En ce sens, l'esthétique japonaise forme un système.
Ce système s’appuie sur un langage, qui lui permet d'organiser et de structurer son discours.
Ce langage est directement issu du fond conceptuel de principes.
Or un langage repose sur... des mots.
C - Cartographier le labyrinthe
Photographie faite par Laurent Sikirdji - Droits réservés
Dans cette section "Réflexions", je met à votre disposition ma recherche sur ce système (ses idéaux, son fond conceptuel, son langage).
Je vous propose une méthodologie possible pour le faire, en commençant par les mots.
J’espère que cela contribuera à développer votre sensibilité à l'égard de cette esthétique, et vous donnera le recul critique nécessaire pour commencer à cartographier ce labyrinthe.

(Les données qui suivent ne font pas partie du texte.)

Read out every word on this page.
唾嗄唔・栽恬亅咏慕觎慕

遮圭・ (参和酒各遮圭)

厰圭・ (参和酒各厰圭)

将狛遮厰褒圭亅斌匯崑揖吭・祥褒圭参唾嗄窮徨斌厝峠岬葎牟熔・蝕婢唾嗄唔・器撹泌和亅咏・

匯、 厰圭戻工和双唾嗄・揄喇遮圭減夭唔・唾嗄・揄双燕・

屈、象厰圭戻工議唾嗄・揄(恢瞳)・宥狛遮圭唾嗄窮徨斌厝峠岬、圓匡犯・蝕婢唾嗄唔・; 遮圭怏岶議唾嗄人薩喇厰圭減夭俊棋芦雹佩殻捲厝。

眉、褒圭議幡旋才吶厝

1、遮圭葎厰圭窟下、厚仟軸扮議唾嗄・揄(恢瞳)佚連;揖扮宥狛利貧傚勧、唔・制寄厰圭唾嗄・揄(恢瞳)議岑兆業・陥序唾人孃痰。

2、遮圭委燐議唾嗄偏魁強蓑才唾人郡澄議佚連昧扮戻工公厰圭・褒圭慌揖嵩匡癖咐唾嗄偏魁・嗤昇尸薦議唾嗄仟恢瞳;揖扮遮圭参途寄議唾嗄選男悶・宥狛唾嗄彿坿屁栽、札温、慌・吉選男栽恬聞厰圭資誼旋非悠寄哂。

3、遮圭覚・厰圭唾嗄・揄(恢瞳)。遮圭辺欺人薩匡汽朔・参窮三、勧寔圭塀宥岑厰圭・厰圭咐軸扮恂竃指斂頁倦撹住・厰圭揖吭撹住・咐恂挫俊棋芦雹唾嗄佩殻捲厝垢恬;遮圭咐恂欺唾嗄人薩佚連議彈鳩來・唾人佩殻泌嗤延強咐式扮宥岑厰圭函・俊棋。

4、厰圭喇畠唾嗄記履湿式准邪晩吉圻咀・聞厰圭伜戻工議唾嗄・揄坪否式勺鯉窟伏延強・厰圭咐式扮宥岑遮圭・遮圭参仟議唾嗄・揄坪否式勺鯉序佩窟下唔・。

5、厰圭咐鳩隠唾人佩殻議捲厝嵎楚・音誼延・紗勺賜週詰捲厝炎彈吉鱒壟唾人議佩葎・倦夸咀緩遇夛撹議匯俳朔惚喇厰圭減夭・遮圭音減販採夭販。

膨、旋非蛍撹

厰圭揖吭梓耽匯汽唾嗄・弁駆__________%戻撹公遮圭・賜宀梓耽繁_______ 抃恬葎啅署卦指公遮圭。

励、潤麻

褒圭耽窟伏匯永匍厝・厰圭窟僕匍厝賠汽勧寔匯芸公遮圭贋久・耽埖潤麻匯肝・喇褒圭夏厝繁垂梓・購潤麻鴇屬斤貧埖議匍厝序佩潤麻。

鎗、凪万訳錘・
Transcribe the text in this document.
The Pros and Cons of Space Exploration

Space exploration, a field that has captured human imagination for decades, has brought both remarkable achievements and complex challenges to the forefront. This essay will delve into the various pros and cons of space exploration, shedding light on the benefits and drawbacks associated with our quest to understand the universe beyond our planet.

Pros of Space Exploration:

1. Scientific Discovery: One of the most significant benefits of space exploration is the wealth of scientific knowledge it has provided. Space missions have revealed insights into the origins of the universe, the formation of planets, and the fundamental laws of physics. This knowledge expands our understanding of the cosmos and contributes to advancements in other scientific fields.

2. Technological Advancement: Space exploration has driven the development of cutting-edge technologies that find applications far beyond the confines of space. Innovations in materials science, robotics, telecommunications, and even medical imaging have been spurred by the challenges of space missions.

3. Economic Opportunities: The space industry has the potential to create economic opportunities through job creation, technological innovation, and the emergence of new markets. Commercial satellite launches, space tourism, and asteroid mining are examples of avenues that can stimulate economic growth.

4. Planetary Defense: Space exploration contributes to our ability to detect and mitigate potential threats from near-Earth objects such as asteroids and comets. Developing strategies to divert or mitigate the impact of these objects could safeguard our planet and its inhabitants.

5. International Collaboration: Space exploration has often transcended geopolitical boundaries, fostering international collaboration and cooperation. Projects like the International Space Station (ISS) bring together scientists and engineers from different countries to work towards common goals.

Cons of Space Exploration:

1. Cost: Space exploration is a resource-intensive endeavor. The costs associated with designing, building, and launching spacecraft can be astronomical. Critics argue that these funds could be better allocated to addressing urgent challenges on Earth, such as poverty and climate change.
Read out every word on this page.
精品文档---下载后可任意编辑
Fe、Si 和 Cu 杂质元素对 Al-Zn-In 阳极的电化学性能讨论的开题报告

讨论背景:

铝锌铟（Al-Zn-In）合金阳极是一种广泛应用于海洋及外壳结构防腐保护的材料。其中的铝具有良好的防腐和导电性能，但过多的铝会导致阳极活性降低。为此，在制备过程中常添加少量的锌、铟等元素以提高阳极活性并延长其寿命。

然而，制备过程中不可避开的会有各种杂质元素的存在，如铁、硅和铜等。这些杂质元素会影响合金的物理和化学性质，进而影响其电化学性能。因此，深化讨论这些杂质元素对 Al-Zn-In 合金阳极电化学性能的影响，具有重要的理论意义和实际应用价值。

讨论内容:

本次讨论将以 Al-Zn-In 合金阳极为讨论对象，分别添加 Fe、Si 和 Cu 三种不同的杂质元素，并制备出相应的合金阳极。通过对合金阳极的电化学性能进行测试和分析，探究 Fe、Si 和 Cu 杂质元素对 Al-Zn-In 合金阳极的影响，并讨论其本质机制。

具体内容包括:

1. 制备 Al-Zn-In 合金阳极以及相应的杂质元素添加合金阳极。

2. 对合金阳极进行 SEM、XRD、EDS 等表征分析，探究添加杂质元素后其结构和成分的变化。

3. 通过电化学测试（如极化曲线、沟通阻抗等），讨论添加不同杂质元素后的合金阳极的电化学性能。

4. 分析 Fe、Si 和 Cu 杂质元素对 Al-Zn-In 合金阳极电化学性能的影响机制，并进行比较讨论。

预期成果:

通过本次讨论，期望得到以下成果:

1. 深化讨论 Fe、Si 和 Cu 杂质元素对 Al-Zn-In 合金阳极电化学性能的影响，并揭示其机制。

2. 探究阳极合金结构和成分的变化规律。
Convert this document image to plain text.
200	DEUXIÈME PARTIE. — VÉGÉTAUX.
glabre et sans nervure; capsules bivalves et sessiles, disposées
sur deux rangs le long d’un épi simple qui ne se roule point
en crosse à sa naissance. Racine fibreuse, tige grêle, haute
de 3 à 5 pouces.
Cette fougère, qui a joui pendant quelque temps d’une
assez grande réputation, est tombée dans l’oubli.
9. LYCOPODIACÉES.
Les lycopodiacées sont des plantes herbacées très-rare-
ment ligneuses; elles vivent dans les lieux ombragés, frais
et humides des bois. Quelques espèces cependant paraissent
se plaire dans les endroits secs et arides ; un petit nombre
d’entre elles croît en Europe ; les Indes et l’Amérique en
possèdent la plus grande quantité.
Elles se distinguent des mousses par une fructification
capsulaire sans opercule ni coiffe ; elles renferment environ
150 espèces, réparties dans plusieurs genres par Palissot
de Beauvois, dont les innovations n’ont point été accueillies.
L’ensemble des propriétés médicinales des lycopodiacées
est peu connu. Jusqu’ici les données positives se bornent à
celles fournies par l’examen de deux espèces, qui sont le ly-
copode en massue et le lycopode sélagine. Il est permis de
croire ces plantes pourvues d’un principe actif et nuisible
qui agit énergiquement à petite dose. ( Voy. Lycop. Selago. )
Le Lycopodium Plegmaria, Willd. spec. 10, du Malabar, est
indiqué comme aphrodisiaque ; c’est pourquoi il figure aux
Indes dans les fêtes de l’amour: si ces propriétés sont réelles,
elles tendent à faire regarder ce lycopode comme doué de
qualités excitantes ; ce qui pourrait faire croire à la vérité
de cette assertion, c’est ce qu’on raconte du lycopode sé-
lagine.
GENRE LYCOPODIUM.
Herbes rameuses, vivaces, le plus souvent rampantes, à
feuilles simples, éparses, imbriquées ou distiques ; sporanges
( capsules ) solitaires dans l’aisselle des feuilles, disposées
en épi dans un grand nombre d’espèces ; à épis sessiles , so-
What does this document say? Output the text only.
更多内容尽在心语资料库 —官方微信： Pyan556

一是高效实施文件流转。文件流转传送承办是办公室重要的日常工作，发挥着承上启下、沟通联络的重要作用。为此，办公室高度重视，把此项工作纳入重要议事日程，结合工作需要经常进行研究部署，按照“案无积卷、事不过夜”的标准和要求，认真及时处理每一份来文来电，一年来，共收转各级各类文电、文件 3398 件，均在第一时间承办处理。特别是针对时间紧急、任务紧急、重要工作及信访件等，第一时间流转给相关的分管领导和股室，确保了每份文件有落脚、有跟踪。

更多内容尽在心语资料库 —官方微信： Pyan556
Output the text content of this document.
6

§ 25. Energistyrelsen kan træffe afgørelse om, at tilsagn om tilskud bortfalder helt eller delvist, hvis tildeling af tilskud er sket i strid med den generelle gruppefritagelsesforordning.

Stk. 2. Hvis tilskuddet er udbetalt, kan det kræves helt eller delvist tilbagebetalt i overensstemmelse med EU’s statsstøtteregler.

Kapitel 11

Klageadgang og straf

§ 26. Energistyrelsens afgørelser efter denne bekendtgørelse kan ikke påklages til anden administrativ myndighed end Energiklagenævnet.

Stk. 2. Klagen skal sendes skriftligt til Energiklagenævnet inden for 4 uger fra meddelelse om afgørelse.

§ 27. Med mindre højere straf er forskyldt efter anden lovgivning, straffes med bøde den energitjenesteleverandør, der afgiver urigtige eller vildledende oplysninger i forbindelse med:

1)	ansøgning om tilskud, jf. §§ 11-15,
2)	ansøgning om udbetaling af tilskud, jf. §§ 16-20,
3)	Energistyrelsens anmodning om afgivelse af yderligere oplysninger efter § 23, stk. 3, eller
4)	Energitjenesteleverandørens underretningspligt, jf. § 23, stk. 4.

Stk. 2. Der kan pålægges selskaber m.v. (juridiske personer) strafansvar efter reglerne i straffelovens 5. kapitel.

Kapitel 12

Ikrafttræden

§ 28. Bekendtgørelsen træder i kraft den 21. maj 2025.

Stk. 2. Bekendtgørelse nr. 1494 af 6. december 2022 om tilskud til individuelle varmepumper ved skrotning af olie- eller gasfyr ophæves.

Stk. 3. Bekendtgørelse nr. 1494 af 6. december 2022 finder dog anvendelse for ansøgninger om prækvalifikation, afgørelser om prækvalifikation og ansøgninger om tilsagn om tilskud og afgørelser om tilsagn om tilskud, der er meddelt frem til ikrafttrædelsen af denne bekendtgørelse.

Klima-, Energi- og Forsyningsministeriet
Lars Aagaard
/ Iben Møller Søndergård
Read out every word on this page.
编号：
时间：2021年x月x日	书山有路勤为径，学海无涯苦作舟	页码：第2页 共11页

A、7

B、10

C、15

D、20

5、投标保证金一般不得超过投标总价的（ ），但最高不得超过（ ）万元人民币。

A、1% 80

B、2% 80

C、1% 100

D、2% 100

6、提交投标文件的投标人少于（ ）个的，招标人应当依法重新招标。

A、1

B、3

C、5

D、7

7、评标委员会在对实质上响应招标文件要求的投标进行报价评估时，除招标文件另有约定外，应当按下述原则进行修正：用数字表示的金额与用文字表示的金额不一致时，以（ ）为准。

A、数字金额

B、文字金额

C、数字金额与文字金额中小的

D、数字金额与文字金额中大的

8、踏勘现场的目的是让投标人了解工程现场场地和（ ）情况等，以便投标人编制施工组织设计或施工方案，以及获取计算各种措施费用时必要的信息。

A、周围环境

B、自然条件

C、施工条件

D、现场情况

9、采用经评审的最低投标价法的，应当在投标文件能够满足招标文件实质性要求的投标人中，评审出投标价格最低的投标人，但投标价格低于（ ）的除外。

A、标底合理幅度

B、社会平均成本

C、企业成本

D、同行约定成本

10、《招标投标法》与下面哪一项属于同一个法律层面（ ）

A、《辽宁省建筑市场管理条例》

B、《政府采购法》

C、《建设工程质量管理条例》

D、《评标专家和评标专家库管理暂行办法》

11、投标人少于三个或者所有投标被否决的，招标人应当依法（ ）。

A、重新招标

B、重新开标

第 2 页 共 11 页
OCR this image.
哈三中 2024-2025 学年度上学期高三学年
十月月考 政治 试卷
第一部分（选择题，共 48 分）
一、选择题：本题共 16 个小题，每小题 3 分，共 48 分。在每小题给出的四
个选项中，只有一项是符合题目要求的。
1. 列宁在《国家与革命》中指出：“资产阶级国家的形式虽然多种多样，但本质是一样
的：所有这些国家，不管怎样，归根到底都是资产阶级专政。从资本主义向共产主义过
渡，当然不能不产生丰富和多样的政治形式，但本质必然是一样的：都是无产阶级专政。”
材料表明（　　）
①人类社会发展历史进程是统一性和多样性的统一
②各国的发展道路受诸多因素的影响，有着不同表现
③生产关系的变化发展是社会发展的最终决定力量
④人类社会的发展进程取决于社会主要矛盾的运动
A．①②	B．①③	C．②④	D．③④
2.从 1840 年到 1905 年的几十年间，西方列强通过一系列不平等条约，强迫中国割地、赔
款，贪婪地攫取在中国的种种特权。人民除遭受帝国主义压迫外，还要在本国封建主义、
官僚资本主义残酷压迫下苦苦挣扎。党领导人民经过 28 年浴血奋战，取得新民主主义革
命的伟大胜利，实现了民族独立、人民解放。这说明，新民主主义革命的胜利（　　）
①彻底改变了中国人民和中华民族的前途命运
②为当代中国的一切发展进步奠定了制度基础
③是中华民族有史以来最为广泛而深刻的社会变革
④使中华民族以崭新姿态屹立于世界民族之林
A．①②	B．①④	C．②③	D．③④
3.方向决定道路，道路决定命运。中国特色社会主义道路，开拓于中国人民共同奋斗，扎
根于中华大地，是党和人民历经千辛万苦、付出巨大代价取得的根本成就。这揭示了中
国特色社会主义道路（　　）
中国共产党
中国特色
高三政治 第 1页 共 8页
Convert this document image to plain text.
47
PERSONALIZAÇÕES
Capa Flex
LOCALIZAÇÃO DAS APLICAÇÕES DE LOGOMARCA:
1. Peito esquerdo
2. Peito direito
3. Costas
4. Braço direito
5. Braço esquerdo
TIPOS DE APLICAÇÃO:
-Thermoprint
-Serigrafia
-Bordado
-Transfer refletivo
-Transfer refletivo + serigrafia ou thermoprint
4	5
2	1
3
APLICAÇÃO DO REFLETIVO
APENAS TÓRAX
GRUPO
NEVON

En aucun cas je ne revendique que c'est la seule lecture possible de ce système. Ce que je revendique par contre, c'est que ces réflexions sont issues de références bibliographiques et de rencontres humaines. C'est pour moi le minimum syndical quand on affirme des choses sur un sujet.
Sachez aussi que je fais volontairement... cette erreur.
En effet, au Japon, donner des précisions et des explications complètes n'est pas coutume. Les Japonais apprennent énormément par l'expérience et par le ressenti : le masque commence à parler, le geste continue à dire et le silence finit par expliquer.
Pour apprécier la sagesse de cette culture, il faut aussi accepter que c'est souvent dans le non-dit que se trouve le véritable message.
Cela n'est pas inintéressant la méthode d'enseignement à la japonaise, elle propose d'autres bénéfices que l'enseignement académique à « l'occidentale ».
Cela nous invite à nous reconnecter à notre intuition et à réinvestir profondément notre sensibilité.
Même si entre ces colonnes, j'intellectualise les choses, il ne faut pas oublier qu’il faut aussi ressentir les choses.
Voire même, beaucoup plus ressentir qu’intellectualiser.
Entrer dans la pensée japonaise se fait d'avantage avec vôtre cœur qu'avec vôtre intellect.
« Le dilemme auquel nous sommes confrontés vient de ce que notre compréhension est intuitive et perceptuelle plutôt que rationnelle et logique. »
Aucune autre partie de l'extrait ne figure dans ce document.